The weather outside is frightful…

For those of us of a certain age to hear “VIKING. Southerly or southeasterly 5 to 7, occasionally variable 4 in north. Slight or moderate. Snow showers. Good occasionally poor” brings back memories of listening to the shipping forecast on the radio. What it meant nobody knows, when was it on, seemingly always. I’ve recently started reading a book about the iconic BBC shipping forecast, and first of all it’s apparent that there are people who do know exactly what the forecast means, those professional seafarers who need to know what they are heading out into. One of the attractions was the feeling that you were listening in to some private conversation, like listening to a foreign language conversation, that although you couldn’t understand it, the intonation spoke volumes and told you this was important. Something significant was happening out there. Reassuringly you were safe, and even if VIKING become “hurricane force 12 or more”, it was happening somewhere out there, to people who understood what it meant and where equipped to deal with it. More importantly it wasn’t suddenly going to come crashing through your radio loudspeaker and flood the house.

But with the advent of digital radio the shipping forecast is lost. No more four times daily broadcasts on the radio, unless you happen to be able to tune into Radio 4 Long-wave. If the latter then you can listen in to the arcane forecast and don your sou’wester. But along with digital comes web access, so actually you can listen to the shipping forecast as well as get access to it online. And if you don’t have a copy of the book you can even look up the shipping areas (Tyne, Dogger, German Bight) and find out what it all means.

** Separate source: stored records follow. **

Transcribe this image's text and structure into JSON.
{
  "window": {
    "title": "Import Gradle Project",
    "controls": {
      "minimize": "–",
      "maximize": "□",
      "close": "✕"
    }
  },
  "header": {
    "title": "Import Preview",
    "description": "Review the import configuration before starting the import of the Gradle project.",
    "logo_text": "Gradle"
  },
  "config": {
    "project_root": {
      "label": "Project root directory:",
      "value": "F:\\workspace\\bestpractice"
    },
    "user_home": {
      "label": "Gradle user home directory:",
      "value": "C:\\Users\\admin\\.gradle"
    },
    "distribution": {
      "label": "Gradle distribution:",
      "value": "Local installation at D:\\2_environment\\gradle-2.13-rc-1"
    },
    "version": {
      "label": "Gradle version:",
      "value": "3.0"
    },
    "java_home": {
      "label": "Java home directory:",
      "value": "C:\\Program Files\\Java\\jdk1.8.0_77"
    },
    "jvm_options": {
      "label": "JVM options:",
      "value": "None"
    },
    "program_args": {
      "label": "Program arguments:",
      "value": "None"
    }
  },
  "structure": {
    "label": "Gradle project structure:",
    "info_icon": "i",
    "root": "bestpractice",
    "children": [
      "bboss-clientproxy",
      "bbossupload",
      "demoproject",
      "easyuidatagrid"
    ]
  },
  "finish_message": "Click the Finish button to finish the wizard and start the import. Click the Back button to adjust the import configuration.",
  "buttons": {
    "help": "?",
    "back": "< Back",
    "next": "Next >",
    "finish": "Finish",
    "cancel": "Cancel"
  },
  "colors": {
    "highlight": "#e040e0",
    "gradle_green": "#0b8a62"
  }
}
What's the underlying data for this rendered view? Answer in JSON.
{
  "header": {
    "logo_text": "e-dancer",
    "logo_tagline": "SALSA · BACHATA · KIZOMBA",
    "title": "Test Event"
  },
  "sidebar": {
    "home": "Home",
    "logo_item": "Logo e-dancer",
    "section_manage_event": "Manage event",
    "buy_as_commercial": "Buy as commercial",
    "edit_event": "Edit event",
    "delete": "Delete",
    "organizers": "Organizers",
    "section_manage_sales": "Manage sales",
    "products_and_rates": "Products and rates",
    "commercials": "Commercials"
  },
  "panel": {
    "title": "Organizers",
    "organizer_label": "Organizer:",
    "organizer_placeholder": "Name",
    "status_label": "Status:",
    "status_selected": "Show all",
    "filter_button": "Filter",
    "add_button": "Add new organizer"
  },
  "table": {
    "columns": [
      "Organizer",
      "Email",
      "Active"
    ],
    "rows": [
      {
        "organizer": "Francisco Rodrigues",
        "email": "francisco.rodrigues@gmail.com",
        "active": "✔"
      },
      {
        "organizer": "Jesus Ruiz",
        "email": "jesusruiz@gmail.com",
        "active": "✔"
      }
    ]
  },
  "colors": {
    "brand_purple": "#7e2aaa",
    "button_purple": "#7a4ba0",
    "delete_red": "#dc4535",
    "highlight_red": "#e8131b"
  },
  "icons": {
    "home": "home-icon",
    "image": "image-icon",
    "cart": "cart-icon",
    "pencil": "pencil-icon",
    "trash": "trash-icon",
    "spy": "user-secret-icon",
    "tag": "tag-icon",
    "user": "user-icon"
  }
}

To do so, would it be like Mark Twain learning to navigate the Mississippi , would it dispel the mystery and magic. No. Somehow the shipping forecast is too ingrained, too much part of our national psyche to be so easily dispelled. That, plus the fact that there is too much majesty and exotic romance in Forties, Bailey, Rockall, Fisher; and to really understand it and penetrate the mystery you would have to be a child of albion brought up on the sea. So it is fitting that the only shipping area to be named after a person is FITZROY, which replaced Finnistere in 2002. Fitzroy founded the shipping forecast, along with the MET office, so it is to him we owe our thanks. Westerly, veering thankful to moderate.